We'll link you to a performance of the song below.

Back in October, Barack Obama said the situation in Gaza was "unbearable." You can see a writer from the Norwegian Refugee Council use the same term here, way back in 2018:

Gaza: The world’s largest open-air prison

More than 50 years of occupation and 10 years of blockade have made the lives of 1.9 million Palestinians living inside the Gaza Strip unbearable. That is why they now are protesting and risking their lives.

Palestinian children and youth grow up in a society characterised by fear, lack of security, hopelessness and the lack of work, medical services, food, freedom of movement and other essentials. Today many refer to the Gaza Strip as the world’s largest open-air prison...

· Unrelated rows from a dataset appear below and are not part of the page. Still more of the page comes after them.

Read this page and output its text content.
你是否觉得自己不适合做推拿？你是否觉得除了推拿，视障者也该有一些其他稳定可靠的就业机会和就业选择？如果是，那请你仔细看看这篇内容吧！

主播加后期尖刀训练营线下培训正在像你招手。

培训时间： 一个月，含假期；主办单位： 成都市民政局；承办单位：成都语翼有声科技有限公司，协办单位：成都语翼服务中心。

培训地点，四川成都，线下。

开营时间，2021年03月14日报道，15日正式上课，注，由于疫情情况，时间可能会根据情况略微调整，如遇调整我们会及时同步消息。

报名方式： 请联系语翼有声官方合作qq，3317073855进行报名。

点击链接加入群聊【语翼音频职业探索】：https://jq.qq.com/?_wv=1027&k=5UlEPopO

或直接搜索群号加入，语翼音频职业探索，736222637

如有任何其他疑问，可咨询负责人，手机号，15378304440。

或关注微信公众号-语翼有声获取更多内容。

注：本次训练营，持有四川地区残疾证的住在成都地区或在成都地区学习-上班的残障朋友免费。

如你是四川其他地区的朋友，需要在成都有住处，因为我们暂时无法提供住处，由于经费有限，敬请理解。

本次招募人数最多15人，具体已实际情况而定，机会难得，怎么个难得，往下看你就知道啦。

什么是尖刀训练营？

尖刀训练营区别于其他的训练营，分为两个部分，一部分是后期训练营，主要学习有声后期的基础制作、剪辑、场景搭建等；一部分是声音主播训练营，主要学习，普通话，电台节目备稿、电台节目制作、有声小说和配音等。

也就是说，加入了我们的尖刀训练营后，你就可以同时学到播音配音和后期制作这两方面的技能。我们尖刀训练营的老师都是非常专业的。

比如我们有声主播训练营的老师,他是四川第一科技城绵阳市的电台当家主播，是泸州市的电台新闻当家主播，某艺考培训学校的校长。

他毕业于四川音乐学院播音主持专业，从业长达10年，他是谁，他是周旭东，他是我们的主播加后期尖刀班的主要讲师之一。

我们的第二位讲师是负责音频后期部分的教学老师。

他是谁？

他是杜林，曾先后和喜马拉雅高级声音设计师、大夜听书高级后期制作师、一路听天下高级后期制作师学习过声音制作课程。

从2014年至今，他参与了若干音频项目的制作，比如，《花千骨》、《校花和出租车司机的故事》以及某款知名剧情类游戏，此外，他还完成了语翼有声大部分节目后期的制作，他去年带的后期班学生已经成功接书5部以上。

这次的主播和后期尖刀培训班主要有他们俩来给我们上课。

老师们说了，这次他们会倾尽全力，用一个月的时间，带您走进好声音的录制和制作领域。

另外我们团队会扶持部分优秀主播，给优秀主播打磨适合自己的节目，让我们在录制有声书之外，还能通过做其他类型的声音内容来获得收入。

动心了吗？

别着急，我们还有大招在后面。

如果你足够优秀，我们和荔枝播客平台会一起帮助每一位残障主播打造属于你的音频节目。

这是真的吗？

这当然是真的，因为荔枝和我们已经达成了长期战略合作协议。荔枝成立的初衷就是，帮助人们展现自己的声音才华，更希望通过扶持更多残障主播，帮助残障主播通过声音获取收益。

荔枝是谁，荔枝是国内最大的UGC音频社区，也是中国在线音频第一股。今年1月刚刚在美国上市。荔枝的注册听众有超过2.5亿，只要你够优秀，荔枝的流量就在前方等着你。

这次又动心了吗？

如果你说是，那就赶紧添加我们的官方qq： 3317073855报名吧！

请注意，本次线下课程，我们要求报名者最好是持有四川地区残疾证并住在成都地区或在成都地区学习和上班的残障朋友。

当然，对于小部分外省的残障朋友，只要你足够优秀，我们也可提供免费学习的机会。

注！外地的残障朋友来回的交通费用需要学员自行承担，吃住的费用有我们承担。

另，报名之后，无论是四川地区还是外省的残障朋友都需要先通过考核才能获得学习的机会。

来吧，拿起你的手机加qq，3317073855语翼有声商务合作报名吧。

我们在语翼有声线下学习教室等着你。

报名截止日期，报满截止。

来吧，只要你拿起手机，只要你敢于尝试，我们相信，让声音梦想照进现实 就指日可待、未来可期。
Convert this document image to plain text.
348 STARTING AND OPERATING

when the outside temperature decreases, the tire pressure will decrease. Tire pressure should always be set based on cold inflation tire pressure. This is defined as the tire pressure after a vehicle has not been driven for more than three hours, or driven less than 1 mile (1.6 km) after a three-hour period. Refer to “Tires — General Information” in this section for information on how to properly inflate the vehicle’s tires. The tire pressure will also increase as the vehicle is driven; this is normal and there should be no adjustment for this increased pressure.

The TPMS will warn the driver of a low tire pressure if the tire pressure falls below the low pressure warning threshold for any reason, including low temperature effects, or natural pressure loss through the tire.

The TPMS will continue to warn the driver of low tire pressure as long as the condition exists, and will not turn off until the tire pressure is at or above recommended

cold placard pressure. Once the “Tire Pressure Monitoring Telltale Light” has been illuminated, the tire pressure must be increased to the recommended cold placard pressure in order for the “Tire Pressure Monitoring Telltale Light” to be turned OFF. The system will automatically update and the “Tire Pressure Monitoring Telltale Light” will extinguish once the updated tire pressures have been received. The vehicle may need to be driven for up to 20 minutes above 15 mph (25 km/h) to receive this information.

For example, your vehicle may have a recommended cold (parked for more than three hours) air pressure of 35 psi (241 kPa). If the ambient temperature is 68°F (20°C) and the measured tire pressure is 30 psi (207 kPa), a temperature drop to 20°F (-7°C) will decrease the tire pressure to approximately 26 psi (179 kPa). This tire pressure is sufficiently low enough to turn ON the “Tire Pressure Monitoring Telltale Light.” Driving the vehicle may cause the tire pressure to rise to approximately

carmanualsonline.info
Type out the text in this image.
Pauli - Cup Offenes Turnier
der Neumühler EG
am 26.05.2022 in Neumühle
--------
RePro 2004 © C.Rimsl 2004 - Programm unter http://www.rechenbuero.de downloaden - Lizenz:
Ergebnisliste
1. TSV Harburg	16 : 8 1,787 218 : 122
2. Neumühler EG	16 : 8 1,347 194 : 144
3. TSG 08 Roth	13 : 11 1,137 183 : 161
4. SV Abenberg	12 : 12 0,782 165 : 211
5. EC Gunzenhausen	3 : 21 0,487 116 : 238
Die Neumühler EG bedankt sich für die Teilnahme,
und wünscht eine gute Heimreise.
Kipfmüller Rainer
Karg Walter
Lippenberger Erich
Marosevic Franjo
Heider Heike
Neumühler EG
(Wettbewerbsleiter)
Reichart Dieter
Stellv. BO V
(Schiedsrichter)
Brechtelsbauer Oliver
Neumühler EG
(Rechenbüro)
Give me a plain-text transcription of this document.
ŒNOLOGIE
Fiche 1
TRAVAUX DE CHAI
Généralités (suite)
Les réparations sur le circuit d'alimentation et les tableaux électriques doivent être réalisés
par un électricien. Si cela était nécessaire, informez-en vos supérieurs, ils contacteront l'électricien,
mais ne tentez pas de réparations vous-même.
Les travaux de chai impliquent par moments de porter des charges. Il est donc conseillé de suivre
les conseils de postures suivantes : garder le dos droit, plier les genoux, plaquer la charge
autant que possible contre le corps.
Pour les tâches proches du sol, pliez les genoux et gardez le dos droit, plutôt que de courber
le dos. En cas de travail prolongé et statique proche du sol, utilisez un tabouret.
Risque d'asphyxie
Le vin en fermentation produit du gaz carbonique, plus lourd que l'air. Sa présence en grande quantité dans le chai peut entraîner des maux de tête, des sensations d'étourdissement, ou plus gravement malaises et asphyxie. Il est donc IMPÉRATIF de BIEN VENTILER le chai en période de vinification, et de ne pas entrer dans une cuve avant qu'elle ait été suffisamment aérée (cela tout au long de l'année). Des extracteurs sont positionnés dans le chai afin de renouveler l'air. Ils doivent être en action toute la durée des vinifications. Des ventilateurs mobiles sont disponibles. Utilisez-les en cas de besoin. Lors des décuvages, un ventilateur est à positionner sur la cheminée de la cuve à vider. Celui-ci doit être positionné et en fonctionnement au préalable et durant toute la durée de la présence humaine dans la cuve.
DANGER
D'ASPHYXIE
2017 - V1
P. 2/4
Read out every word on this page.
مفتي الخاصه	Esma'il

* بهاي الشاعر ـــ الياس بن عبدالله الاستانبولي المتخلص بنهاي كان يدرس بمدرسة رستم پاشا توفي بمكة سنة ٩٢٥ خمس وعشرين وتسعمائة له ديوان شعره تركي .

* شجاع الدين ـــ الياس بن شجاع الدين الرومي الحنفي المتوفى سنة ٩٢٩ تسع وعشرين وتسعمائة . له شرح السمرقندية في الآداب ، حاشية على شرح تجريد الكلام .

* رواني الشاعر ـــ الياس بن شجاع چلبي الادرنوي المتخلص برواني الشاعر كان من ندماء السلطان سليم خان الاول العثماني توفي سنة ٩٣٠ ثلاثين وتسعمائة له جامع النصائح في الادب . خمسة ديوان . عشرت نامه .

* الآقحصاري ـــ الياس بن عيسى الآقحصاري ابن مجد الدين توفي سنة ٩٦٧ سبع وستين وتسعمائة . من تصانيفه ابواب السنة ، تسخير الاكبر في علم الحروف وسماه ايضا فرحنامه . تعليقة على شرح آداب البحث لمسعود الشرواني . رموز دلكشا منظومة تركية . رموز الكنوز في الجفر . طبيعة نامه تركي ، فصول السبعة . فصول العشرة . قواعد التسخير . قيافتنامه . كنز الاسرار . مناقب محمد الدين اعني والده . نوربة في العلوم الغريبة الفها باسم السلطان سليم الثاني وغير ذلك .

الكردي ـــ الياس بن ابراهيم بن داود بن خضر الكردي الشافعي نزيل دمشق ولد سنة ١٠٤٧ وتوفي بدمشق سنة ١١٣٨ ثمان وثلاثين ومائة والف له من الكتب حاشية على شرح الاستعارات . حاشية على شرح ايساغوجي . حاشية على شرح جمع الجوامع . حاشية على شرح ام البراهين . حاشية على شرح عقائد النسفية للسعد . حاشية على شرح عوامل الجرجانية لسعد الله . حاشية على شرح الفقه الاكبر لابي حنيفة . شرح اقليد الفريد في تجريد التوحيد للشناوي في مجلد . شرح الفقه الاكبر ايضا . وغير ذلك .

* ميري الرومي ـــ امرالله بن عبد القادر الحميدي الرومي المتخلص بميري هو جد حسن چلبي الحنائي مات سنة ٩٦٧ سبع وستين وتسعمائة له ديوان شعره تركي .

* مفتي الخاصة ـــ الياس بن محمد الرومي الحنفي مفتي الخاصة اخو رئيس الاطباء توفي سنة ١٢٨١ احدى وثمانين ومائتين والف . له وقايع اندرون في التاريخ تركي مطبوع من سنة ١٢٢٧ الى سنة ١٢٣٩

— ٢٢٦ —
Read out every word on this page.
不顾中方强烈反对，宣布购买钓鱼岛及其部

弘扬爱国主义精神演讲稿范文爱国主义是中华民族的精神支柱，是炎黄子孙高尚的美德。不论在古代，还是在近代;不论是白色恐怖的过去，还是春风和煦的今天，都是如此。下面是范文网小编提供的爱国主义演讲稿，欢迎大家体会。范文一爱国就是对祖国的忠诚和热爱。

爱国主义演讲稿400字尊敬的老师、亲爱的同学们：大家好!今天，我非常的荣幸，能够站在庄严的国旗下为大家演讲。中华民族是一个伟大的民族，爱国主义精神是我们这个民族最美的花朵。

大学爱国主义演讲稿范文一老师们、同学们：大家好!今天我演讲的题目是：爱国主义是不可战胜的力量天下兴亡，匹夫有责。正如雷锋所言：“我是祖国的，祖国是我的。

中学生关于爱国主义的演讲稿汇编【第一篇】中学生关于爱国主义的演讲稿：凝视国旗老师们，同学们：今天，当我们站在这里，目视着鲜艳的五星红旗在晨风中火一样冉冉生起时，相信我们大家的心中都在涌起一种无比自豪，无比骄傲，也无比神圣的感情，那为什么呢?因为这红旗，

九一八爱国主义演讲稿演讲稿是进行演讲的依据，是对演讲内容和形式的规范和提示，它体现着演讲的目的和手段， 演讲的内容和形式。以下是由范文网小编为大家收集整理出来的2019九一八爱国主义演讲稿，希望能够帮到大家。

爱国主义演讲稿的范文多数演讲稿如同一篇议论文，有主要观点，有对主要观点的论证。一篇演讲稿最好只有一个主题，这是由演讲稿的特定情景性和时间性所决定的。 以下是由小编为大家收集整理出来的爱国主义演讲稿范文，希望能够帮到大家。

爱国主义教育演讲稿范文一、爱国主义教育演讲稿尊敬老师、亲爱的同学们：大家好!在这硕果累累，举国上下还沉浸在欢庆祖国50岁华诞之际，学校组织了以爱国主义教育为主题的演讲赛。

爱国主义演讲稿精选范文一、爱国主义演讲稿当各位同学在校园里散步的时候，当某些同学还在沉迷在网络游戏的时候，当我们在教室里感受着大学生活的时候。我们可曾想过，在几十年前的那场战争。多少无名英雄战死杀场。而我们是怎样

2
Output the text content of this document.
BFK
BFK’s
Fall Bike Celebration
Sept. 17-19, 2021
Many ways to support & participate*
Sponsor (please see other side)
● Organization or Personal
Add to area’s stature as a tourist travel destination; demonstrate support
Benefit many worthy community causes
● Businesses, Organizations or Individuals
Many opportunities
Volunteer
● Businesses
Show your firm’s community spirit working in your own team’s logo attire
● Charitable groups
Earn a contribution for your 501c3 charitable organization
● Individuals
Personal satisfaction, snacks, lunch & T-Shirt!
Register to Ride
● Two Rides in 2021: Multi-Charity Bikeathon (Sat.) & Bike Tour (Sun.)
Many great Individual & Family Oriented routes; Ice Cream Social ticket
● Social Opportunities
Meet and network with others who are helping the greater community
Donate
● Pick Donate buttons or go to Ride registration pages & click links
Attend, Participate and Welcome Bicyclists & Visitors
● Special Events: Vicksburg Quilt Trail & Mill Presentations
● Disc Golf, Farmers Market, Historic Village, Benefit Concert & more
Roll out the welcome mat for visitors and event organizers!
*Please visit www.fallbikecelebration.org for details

None of us have done enough, Obama said in his statement. On behalf of Israelis and Gazans alike, we're prepared to suggest that his assessment was accurate.

In our view, pundits on our blue tribe's channel weren't doing nearly enough as they battered These College Kids Today—the inscrutable kids who were expressing those puzzling "pro-Palestinian" viewpoints.

Almost surely, some of those students have very limited judgment. At the same time, they may be aware of certain things their elders may tend to ignore, or may perhaps never have known. 

The adult pundits seemed uncomprehending concerning the views of these students. Sometimes, teaching our children and parents well can run in more than one direction.

In closing, this:

It's very easy to create "disregarded peoples." It's been done all through the course of human history. In the course of simplifying a terrible situation, do our pundits help do it today?

Meanwhile, "Is this the best way we can grow our good fruit?" 

That's the question Guthrie asked in one of his last great songs. We'll ask his question a different way:

Is this the best way we can frame our discussions? In our view, the conversations were uncomprehending on MSNBC, even worse over on Fox.